La proie, dans notre monde humain, c’est la victime. Celui qui n’assume pas ses responsabilités et qui accuse les autres de la situation. Nous sommes tous un peu victime. Or être parent, c’est devenir responsable et se mettre au diapason avec la réalité comme elle est, et l’assumer. Une des réalités, c’est que notre état émotionnel durant la grossesse se retrouve chez notre enfant. En vivant le monde comme étant hostile, où l’on risque de se faire manger, nous conditionnons l’enfant à s’y adapter, en bien ou en mal. Nous lui donnons l’illusion de vivre dans une jungle. On sait aujourd’hui que les hormones de stress produites pendant la grossesse donneront de petits bébés. Le taux de cortisol dans le sang (hormone de stress) chez notre progéniture atteindra des quantités naturellement élevées et donnera des enfants sensibles et qui pleurent beaucoup (on retrouve ces hormones dans les larmes du bébé). Pleurer permet donc de se soulager d’une sensation d’inconfort dont le bébé ne peut définir l’origine. Il s’agit d’une vague sensation insécurisante. Plus l’enfant pleure, plus le soulagement sera important après. C’est un peu comme un grand huit : après la montée, il y a la descente. Nous pouvons d’ores et déjà nous faire une idée de la manière dont la grossesse ou l’accouchement ont été vécus et appréhendés, selon le niveau des pleurs de l’enfant. Il ne s’agit donc pas nécessairement de l’expression d’une souffrance actuelle, mais la traduction d’un ou plusieurs événements hautement stressant du passé familial, dont l’enfant essaie de se débarrasser ou de se soulager.
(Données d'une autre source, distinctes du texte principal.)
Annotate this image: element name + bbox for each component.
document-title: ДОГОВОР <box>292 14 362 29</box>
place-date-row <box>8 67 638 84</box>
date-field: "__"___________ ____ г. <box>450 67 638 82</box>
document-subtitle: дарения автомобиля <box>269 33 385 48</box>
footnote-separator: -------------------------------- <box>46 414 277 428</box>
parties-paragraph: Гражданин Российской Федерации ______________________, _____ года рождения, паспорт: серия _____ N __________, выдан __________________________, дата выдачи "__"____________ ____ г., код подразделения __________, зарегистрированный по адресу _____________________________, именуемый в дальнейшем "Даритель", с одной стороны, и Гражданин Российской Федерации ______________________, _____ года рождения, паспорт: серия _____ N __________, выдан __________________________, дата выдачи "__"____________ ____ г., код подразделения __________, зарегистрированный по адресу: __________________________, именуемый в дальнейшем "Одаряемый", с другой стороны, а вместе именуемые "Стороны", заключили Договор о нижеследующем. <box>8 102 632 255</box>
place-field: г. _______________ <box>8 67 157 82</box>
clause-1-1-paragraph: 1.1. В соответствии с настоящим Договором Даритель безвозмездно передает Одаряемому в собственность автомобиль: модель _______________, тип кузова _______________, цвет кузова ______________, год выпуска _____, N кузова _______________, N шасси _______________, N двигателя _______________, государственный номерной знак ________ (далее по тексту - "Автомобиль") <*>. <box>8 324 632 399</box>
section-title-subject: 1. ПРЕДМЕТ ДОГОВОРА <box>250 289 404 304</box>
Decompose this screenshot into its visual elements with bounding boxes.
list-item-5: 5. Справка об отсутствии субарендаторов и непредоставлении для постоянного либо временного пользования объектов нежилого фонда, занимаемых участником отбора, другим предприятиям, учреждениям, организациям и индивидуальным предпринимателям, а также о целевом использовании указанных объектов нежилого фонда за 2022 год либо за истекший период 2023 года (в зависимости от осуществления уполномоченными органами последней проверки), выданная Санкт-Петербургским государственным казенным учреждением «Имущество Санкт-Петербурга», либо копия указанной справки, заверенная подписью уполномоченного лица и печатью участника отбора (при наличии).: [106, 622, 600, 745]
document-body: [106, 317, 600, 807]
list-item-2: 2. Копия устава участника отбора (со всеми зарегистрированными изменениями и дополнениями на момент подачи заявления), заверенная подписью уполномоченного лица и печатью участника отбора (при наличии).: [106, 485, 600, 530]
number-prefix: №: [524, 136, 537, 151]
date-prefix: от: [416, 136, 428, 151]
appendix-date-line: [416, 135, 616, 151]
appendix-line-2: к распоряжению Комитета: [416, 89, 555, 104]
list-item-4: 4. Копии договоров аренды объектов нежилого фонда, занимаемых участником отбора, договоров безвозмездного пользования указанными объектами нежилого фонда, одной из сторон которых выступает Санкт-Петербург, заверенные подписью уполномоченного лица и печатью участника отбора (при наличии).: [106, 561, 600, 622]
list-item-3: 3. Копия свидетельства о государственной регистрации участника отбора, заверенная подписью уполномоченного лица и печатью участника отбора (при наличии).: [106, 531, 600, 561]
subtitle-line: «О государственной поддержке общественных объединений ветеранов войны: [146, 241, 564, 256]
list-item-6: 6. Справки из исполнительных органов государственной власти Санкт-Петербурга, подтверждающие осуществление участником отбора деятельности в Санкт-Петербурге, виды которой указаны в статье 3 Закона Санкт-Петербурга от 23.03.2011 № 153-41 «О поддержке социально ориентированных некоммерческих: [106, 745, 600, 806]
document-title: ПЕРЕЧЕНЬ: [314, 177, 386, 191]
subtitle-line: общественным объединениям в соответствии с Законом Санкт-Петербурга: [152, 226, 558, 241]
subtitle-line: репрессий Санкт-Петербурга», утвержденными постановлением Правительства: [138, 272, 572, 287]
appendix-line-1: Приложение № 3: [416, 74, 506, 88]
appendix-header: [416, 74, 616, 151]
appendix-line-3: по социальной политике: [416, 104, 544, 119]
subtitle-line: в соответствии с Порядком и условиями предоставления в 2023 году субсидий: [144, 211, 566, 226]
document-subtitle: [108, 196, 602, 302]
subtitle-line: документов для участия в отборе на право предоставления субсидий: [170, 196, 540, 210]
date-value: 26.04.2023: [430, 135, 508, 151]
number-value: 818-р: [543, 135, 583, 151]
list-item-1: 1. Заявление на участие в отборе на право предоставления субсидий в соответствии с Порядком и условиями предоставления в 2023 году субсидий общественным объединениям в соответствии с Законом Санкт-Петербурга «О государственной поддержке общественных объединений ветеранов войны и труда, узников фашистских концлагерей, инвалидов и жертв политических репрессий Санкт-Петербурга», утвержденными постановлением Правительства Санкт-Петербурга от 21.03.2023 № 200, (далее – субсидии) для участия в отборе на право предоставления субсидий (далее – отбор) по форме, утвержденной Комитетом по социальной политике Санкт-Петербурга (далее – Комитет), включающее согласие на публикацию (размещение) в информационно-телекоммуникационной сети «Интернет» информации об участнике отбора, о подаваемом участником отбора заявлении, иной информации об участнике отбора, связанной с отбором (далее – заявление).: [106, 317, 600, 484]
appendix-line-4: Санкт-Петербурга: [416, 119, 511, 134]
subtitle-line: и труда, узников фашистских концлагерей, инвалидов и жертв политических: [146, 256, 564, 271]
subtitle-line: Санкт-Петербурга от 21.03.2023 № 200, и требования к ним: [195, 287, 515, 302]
Vous savez dès à présent :

• reconnaître les bébés et les enfants « gazelles » (ils sont toujours aux aguets, tendus et ne peuvent tenir en place); • que, comme le cheval, nous avons 3 postures pour dormir et que celles-ci dépendent de l’état de confort et, surtout, de sécurité ; • que si le milieu est insécurisant, le sommeil est court, fractionné et superficiel. • qu’on ne peut s’abandonner à un sommeil profond que si on se sent en sécurité ; • que le sommeil profond et les rêves qui apparaissent pour partie dans cette phase sont indispensables chez les mammifères (et donc chez nous aussi) ; • qu’en vertu de l’évolution, la biologie trouve toujours des solutions pour s’adapter au biotope ; • malheureusement, contre toute logique, la vision du monde chez l’homme (son biotope) est erronée ; • et qu’en conséquence, nos enfants sont adaptés à une vision tronquée de la réalité ; • que nos angoisses inconscientes dépeignent un monde dangereux et hostile (la jungle); • que pour cette raison, l’enfant ne peut se détendre et s’enfoncer dans un sommeil profond. Nous verrons dans le prochain article ce qu’on peut faire de tout cela, comment y remédier et surtout, comment apaiser les tensions internes dont il fait l’objet. Ne cherchez pas la logique, l’inconscient n’est pas construit selon un mode cartésien, mais affectif. Cela peut dérouter un peu, surtout si on est habitué à tout penser (c’est propre à notre époque). L’avantage dans cet épisode difficile (les pleurs du bébé), c’est qu’on est prêt à dépasser nos limites et nos croyances pour le soulager. Nous sommes alors disposés à fouiller de nouvelles voies.